It would be an understatement to say that 2020 has presented more than its share of challenges. With a tumultuous year now in the rearview mirror, commercial real estate professionals are looking ahead to what could be a very different 2021.
It’s hard not to be moved when you see truckloads of vaccines starting to make their way across the country. This brings hope that there is a light at the end of what has been a long and dark tunnel over the last 10+ months. The big question in the industry, of course, is how far away is that light—and how brightly can we expect it to shine?
With that in mind, here are some projections, trends and timelines for 2021 that might start to answer those questions.
Activity picking up
If there’s one “sure thing” on the list of 2021 predictions, it’s that activity will pick up—possibly in a dramatic fashion.
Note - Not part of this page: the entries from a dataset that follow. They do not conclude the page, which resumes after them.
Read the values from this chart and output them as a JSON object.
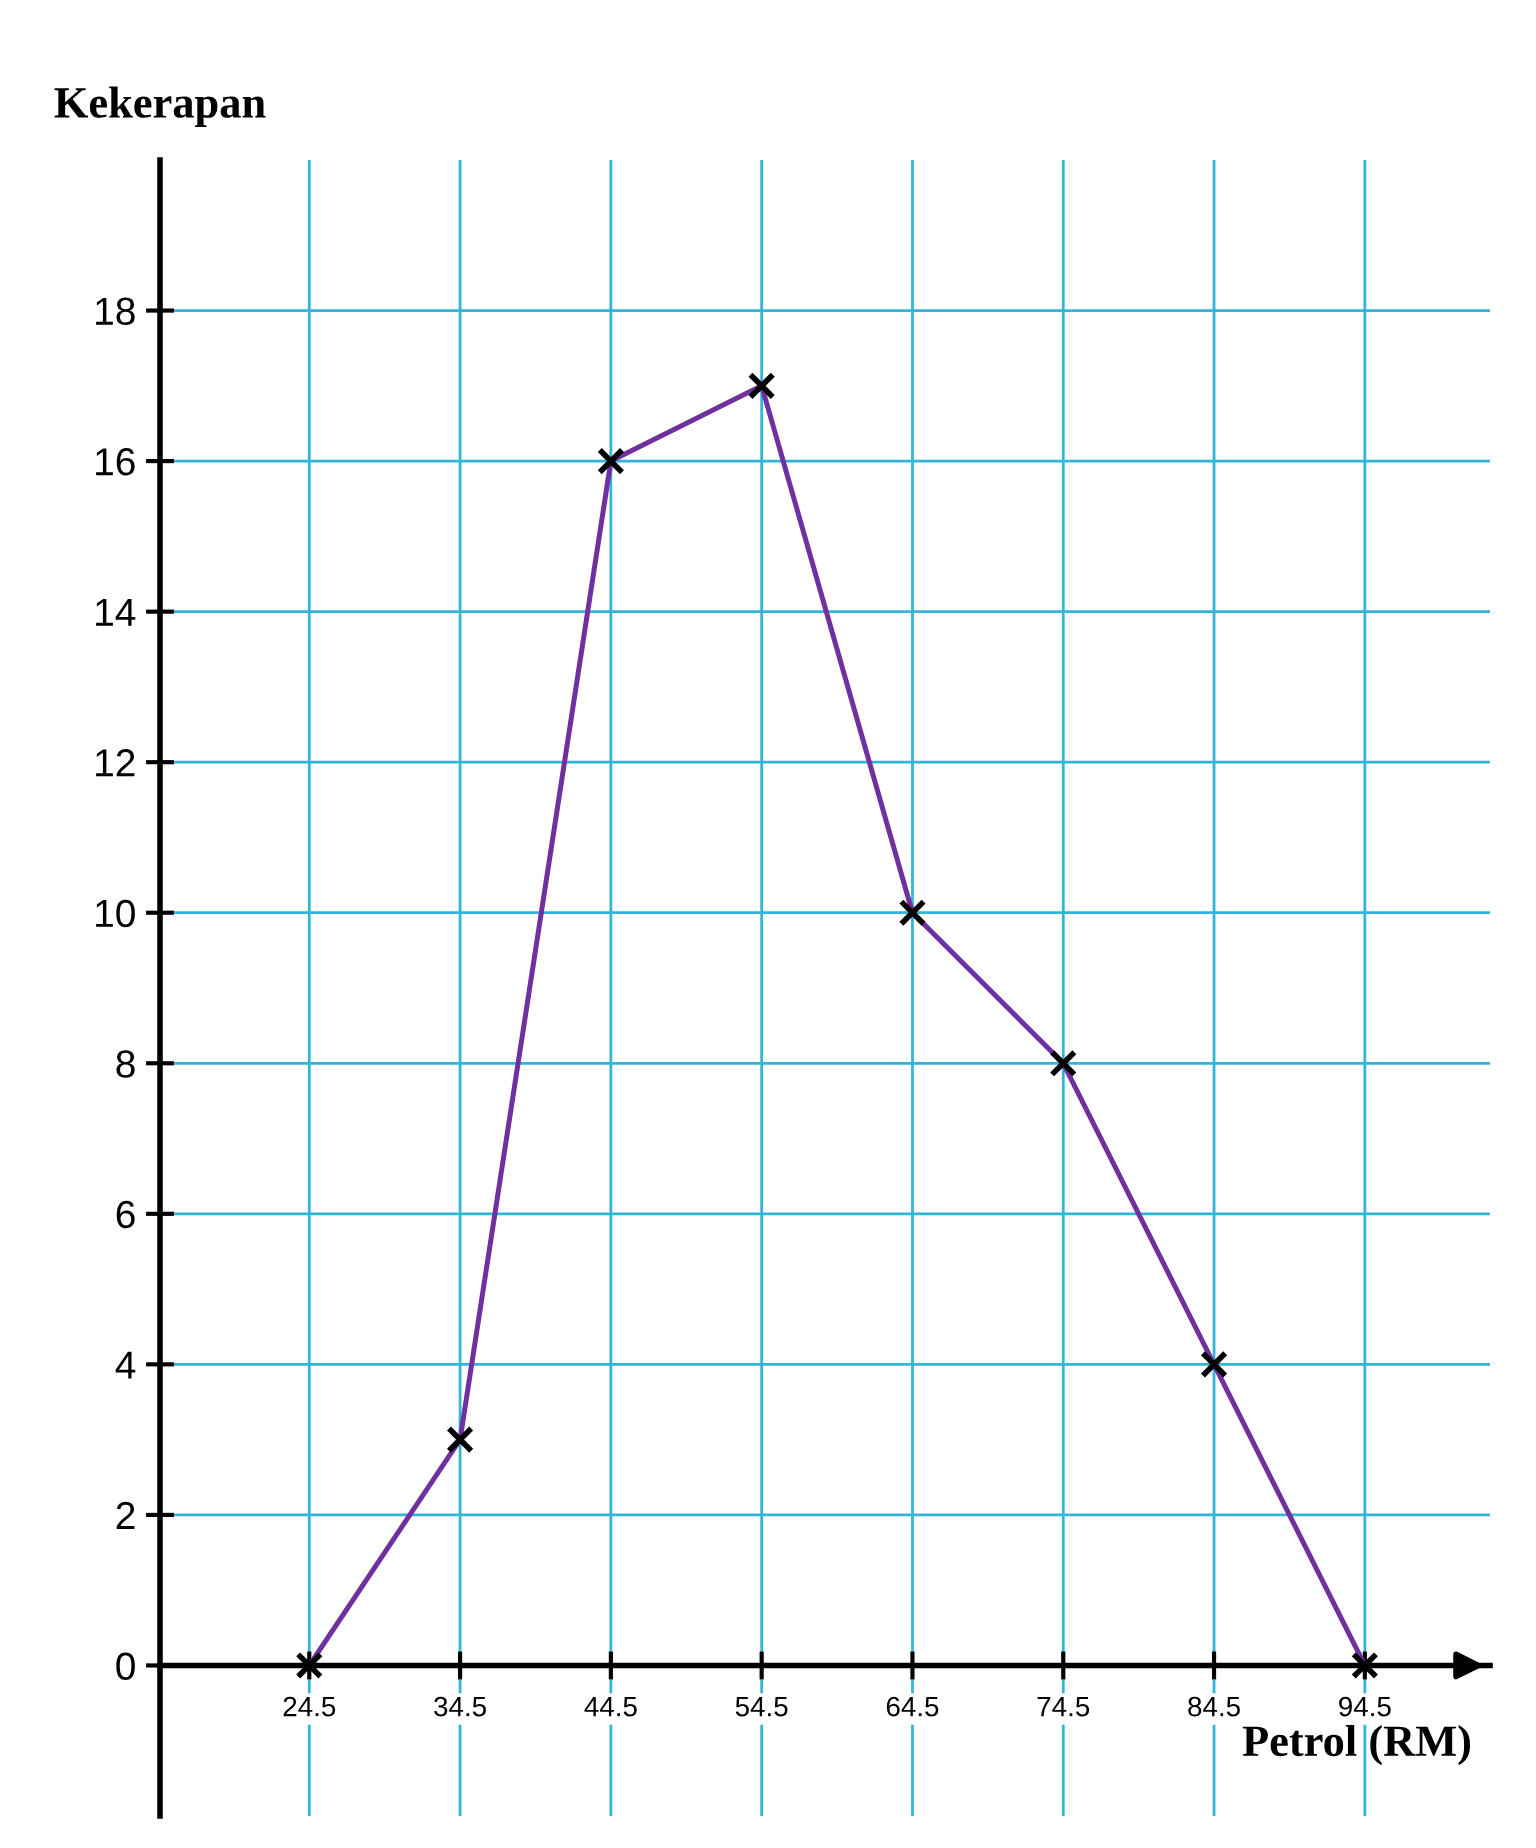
{
  "chart_data": {
    "type": "line",
    "xlabel": "Petrol (RM)",
    "ylabel": "Kekerapan",
    "x": [
      24.5,
      34.5,
      44.5,
      54.5,
      64.5,
      74.5,
      84.5,
      94.5
    ],
    "series": [
      {
        "color": "#7030a0",
        "values": [
          0,
          3,
          16,
          17,
          10,
          8,
          4,
          0
        ]
      }
    ],
    "marker": "cross",
    "line_style": "solid",
    "xlim": [
      14.6,
      102.8
    ],
    "xticks": [
      24.5,
      34.5,
      44.5,
      54.5,
      64.5,
      74.5,
      84.5,
      94.5
    ],
    "ylim": [
      -2,
      20
    ],
    "yticks": [
      0,
      2,
      4,
      6,
      8,
      10,
      12,
      14,
      16,
      18
    ],
    "grid": true
  }
}
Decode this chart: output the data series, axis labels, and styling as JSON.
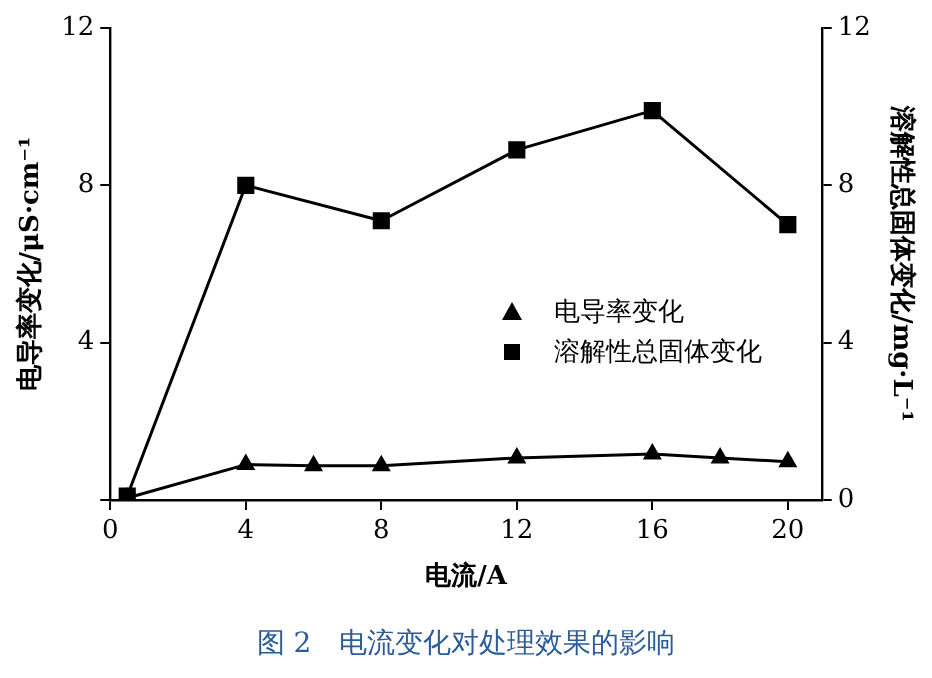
{
  "chart_data": {
    "type": "line",
    "title": "图 2　电流变化对处理效果的影响",
    "xlabel": "电流/A",
    "ylabel": "电导率变化/μS·cm⁻¹",
    "y2label": "溶解性总固体变化/mg·L⁻¹",
    "x": [
      0.5,
      4,
      6,
      8,
      12,
      16,
      18,
      20
    ],
    "series": [
      {
        "name": "电导率变化",
        "color": "#000000",
        "marker": "triangle",
        "values": [
          0.05,
          0.9,
          0.87,
          0.87,
          1.07,
          1.17,
          1.07,
          0.97
        ]
      },
      {
        "name": "溶解性总固体变化",
        "color": "#000000",
        "marker": "square",
        "axis": "y2",
        "x": [
          0.5,
          4,
          8,
          12,
          16,
          20
        ],
        "values": [
          0.1,
          8.0,
          7.1,
          8.9,
          9.9,
          7.0
        ]
      }
    ],
    "xlim": [
      0,
      21
    ],
    "xticks": [
      0,
      4,
      8,
      12,
      16,
      20
    ],
    "ylim": [
      0,
      12
    ],
    "yticks": [
      {
        "value": 0,
        "label": null
      },
      4,
      8,
      12
    ],
    "y2lim": [
      0,
      12
    ],
    "y2ticks": [
      0,
      4,
      8,
      12
    ],
    "grid": false,
    "legend": "right",
    "line_style": "solid"
  }
}
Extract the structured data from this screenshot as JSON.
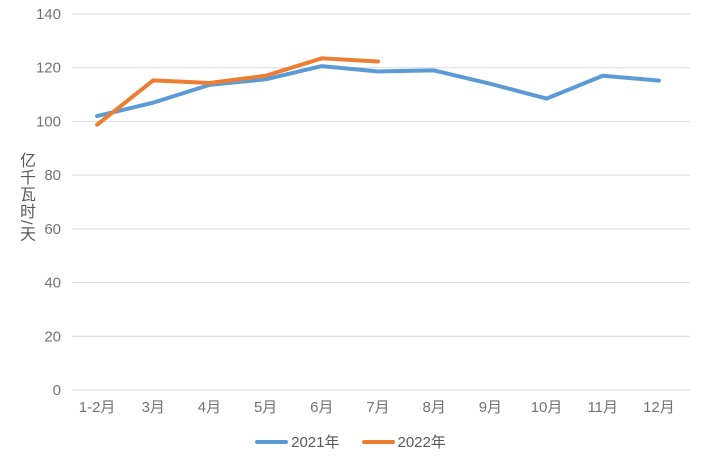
{
  "chart_data": {
    "type": "line",
    "title": "",
    "xlabel": "",
    "ylabel": "亿千瓦时/天",
    "ylim": [
      0,
      140
    ],
    "ytick_step": 20,
    "grid": "horizontal-only",
    "legend_position": "bottom-center",
    "categories": [
      "1-2月",
      "3月",
      "4月",
      "5月",
      "6月",
      "7月",
      "8月",
      "9月",
      "10月",
      "11月",
      "12月"
    ],
    "series": [
      {
        "name": "2021年",
        "color": "#5B9BD5",
        "values": [
          102,
          107,
          113.6,
          115.7,
          120.6,
          118.6,
          119,
          114,
          108.5,
          117,
          115.2
        ]
      },
      {
        "name": "2022年",
        "color": "#ED7D31",
        "values": [
          98.8,
          115.3,
          114.3,
          117,
          123.5,
          122.3
        ]
      }
    ],
    "colors": {
      "gridline": "#D9D9D9",
      "tick_label": "#737373",
      "axis_title": "#595959",
      "legend_text": "#595959",
      "background": "#FFFFFF"
    }
  }
}
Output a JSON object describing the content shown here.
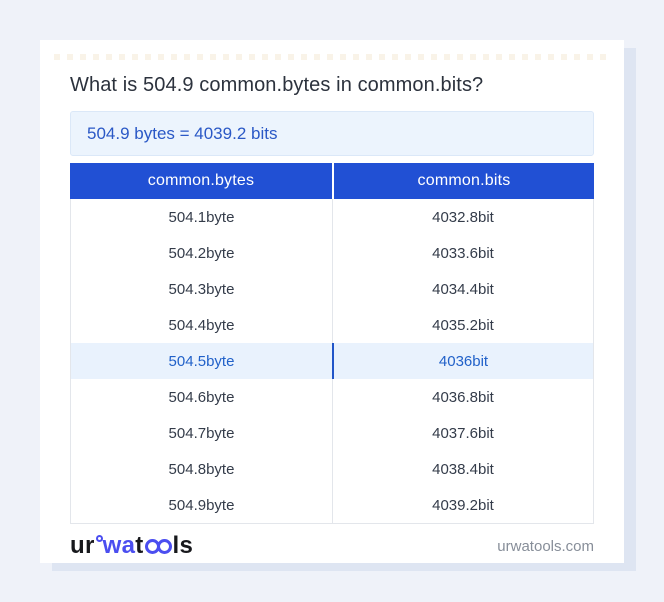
{
  "page": {
    "title": "What is 504.9 common.bytes in common.bits?",
    "result_text": "504.9 bytes = 4039.2 bits"
  },
  "table": {
    "headers": [
      "common.bytes",
      "common.bits"
    ],
    "highlight_row_index": 4,
    "rows": [
      {
        "from": "504.1byte",
        "to": "4032.8bit"
      },
      {
        "from": "504.2byte",
        "to": "4033.6bit"
      },
      {
        "from": "504.3byte",
        "to": "4034.4bit"
      },
      {
        "from": "504.4byte",
        "to": "4035.2bit"
      },
      {
        "from": "504.5byte",
        "to": "4036bit"
      },
      {
        "from": "504.6byte",
        "to": "4036.8bit"
      },
      {
        "from": "504.7byte",
        "to": "4037.6bit"
      },
      {
        "from": "504.8byte",
        "to": "4038.4bit"
      },
      {
        "from": "504.9byte",
        "to": "4039.2bit"
      }
    ]
  },
  "footer": {
    "logo": {
      "ur": "ur",
      "wa": "wa",
      "t": "t",
      "ls": "ls"
    },
    "domain": "urwatools.com"
  },
  "colors": {
    "page_background": "#eff2f9",
    "card_background": "#ffffff",
    "header_blue": "#2150d4",
    "result_box_background": "#ecf4fd",
    "result_text_blue": "#2a58c6",
    "highlight_row_background": "#e9f2fd",
    "highlight_text_blue": "#2161c9",
    "row_text": "#343c4a",
    "table_border": "#e3e6eb",
    "logo_blue": "#4b4ef0",
    "domain_gray": "#878e99"
  }
}
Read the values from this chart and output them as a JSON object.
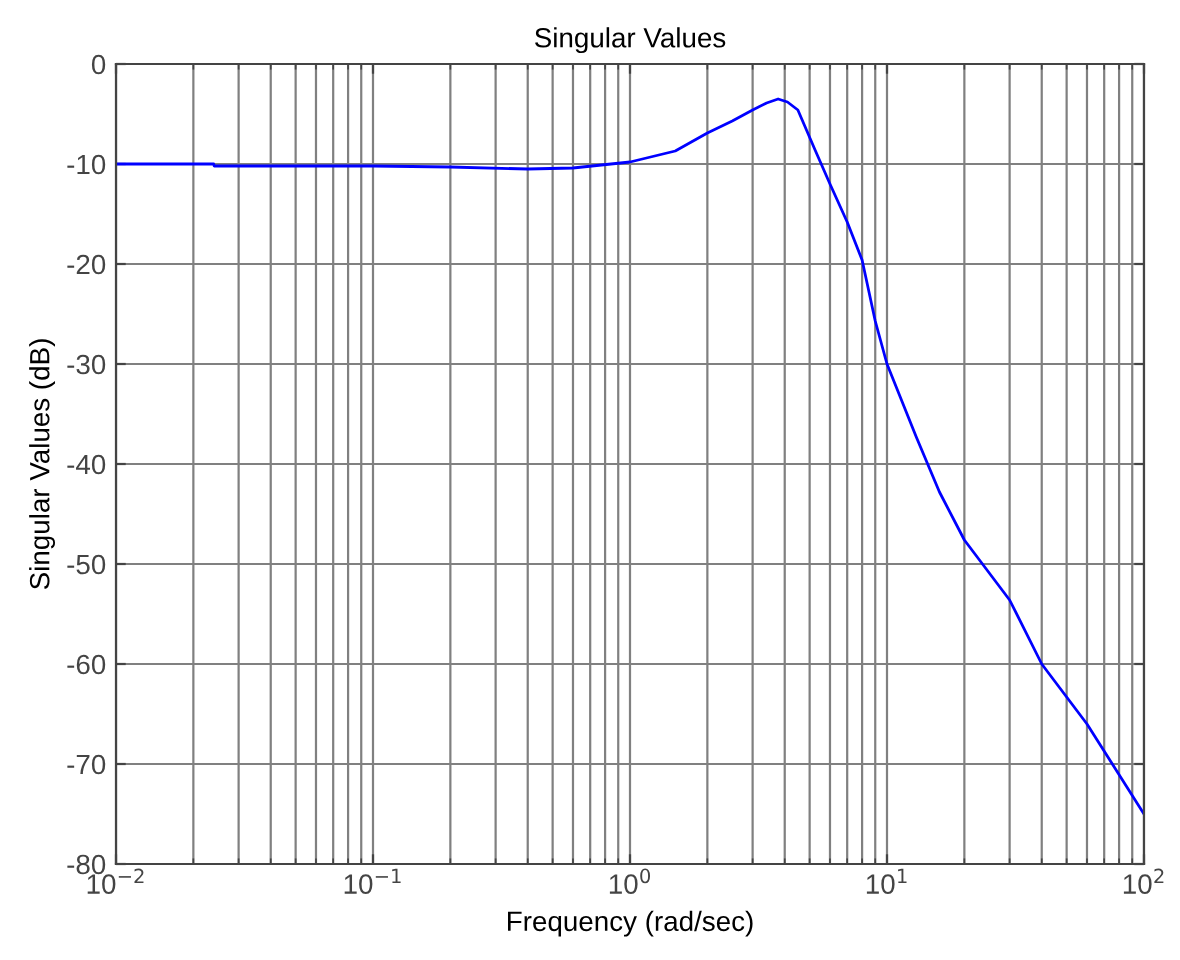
{
  "chart_data": {
    "type": "line",
    "title": "Singular Values",
    "xlabel": "Frequency (rad/sec)",
    "ylabel": "Singular Values (dB)",
    "log": "x",
    "grid": true,
    "marker": "none",
    "line_style": "solid",
    "xlim": [
      0.01,
      100
    ],
    "ylim": [
      -80,
      0
    ],
    "xticks": [
      {
        "value": 0.01,
        "label": "10$^{−2}$"
      },
      {
        "value": 0.1,
        "label": "10$^{−1}$"
      },
      {
        "value": 1,
        "label": "10$^{0}$"
      },
      {
        "value": 10,
        "label": "10$^{1}$"
      },
      {
        "value": 100,
        "label": "10$^{2}$"
      }
    ],
    "yticks": [
      -80,
      -70,
      -60,
      -50,
      -40,
      -30,
      -20,
      -10,
      0
    ],
    "series": [
      {
        "color": "#0000ff",
        "x": [
          0.01,
          0.024,
          0.0241,
          0.1,
          0.2,
          0.4,
          0.6,
          1,
          1.5,
          2,
          2.5,
          3,
          3.4,
          3.77,
          4.1,
          4.5,
          5.25,
          6,
          7,
          8,
          9,
          10,
          13,
          16,
          20,
          30,
          40,
          60,
          100
        ],
        "values": [
          -10.0,
          -10.0,
          -10.2,
          -10.2,
          -10.3,
          -10.5,
          -10.4,
          -9.8,
          -8.7,
          -6.9,
          -5.7,
          -4.6,
          -3.9,
          -3.5,
          -3.8,
          -4.6,
          -8.6,
          -12,
          -15.8,
          -19.6,
          -25.7,
          -30,
          -37.3,
          -42.8,
          -47.6,
          -53.6,
          -60,
          -66,
          -75
        ]
      }
    ]
  }
}
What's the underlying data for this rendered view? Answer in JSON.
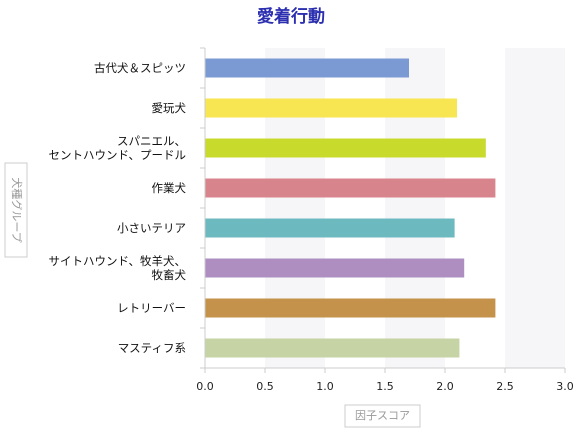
{
  "chart_data": {
    "type": "bar",
    "orientation": "horizontal",
    "title": "愛着行動",
    "xlabel": "因子スコア",
    "ylabel": "犬種グループ",
    "xlim": [
      0,
      3.0
    ],
    "xticks": [
      "0.0",
      "0.5",
      "1.0",
      "1.5",
      "2.0",
      "2.5",
      "3.0"
    ],
    "categories": [
      [
        "古代犬＆スピッツ"
      ],
      [
        "愛玩犬"
      ],
      [
        "スパニエル、",
        "セントハウンド、プードル"
      ],
      [
        "作業犬"
      ],
      [
        "小さいテリア"
      ],
      [
        "サイトハウンド、牧羊犬、",
        "牧畜犬"
      ],
      [
        "レトリーバー"
      ],
      [
        "マスティフ系"
      ]
    ],
    "values": [
      1.7,
      2.1,
      2.34,
      2.42,
      2.08,
      2.16,
      2.42,
      2.12
    ],
    "colors": [
      "#7b9ad4",
      "#f7e552",
      "#c8da2b",
      "#d8848c",
      "#6cb9bf",
      "#ae8dc0",
      "#c4924a",
      "#c6d3a4"
    ],
    "background_bands": true,
    "grid": false,
    "legend": "none"
  }
}
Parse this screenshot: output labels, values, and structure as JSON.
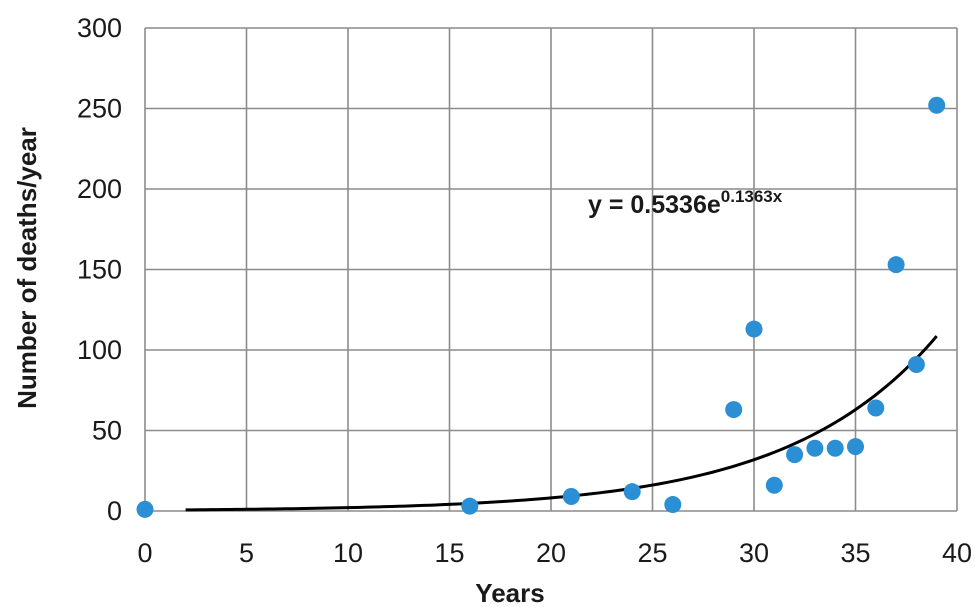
{
  "chart_data": {
    "type": "scatter",
    "title": "",
    "xlabel": "Years",
    "ylabel": "Number of deaths/year",
    "xlim": [
      0,
      40
    ],
    "ylim": [
      0,
      300
    ],
    "x_ticks": [
      0,
      5,
      10,
      15,
      20,
      25,
      30,
      35,
      40
    ],
    "y_ticks": [
      0,
      50,
      100,
      150,
      200,
      250,
      300
    ],
    "grid": true,
    "legend": "none",
    "point_color": "#2b8fd6",
    "trendline_color": "#000000",
    "series": [
      {
        "x": [
          0,
          16,
          21,
          24,
          26,
          29,
          30,
          31,
          32,
          33,
          34,
          35,
          36,
          37,
          38,
          39
        ],
        "y": [
          1,
          3,
          9,
          12,
          4,
          63,
          113,
          16,
          35,
          39,
          39,
          40,
          64,
          153,
          91,
          252
        ]
      }
    ],
    "trendline": {
      "type": "exponential",
      "a": 0.5336,
      "b": 0.1363,
      "x_range": [
        2,
        39
      ],
      "equation_prefix": "y = 0.5336e",
      "equation_exponent": "0.1363x"
    }
  }
}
An active transaction landscape is to be expected. Pent-up demand from those that postponed decision-making amidst the uncertainty and economic stresses of the pandemic will fuel a spike in deal-making.
Caveats and concerns
While the end-of-year numbers are likely to reflect a significant increase in volume, there is definitely some concern that the next 2-3 months could be very hard. With the finish line in sight, consumers may be wary of taking unnecessary risks—especially at a time of seasonal vulnerability. Additional government action and possible restrictive measures could also contribute to a lean first quarter.
As for specific commercial real estate sectors, expect to see office performing better than what analysts suggest. There is real excitement about the potential to be back together with colleagues in a collaborate and creative environment. When it becomes safer to do so, office should pick up nicely. Industrial continues to be the darling of the industry, with e-commerce and manufacturing needs on the rise. Fueled by low inventory across the board, industrial is a good bet to continue to perform well in the months and years ahead.
The hotel segment will certainly follow personal sentiment and risk tolerance/perceptions. Leisure and weekend hotel segments will bounce back fairly quickly toward middle-to-late 2021, but business travel, especially in urban centers, will be slower to recover. While some portions of commercial real estate have weathered the storm because of longer term leases, hotel business falling off a cliff has had a dramatic short-term impact on cash flow. While Hotels could also be among the slowest commercial real estate sectors to respond, there’s a strong possibility that 24 months from now, we are all going to wish we’d bought low on hotels.
While we’ve seen plenty of headlines about urban residents fleeing for the suburbs during the pandemic, a downtown resurgence will inevitably need to be fueled by Millennial appetites. Cities still have so much to offer as vibrant centers of social, civic and professional life. There has been significant literal and figurative investment in urban centers that a real long-term drop off seems unlikely. If you dig into the numbers, you see that many who have left for the suburbs are those who were already going to move in the next year or two (young parents, for example). This simply creates new opportunities for new urban residents to move in. It would not surprise me if occupancies and absorption rates are higher by the end of 2021 than they have been in some time.
Hot and cold markets
As for specific markets and metro areas, there has been some anecdotal discussion about warm-weather cities performing better, with places like Austin and Raleigh cited as evidence. However, there is actually little evidence that market strength is weather dependent. After all, New York City and Chicago are not famous for their warm weather—but have been home to some of the greatest startups and corporate success stories of the past century. We are seeing lots of activity in markets like Miami, Atlanta and Austin, but that’s probably more about available educated workforce and a relatively favorable tax landscape.
As we move into 2021, historically low interest rates and plenty of available capital means that the cost of capital is as low as it has ever been. Retail decision-makers who know where they want to be and what they want to own can and should act on it. Now is the time to be financing anything you have conviction on in the long term.
Reshuffling and reemergence
When the dust settles, the commercial real estate landscape is going to look very different than it did in pre-pandemic 2020. While the final contours of what that new landscape looks like might not be clear for some time, the first big structural changes should start to manifest over the next 6-12 months. There will be a significant reshuffling of tenants as the final verdict comes in on who’s made it, who hasn’t, who will have to downsize or make other changes. We will start to see new brands and concepts emerging to fill some of those gaps. The good news is that America’s fabled entrepreneurial spirit will ultimately prevail. Creativity and entrepreneurship in retail, dining and entertainment is likely to fuel a resurgence in 2021 with very active transaction volumes across the commercial real estate landscape.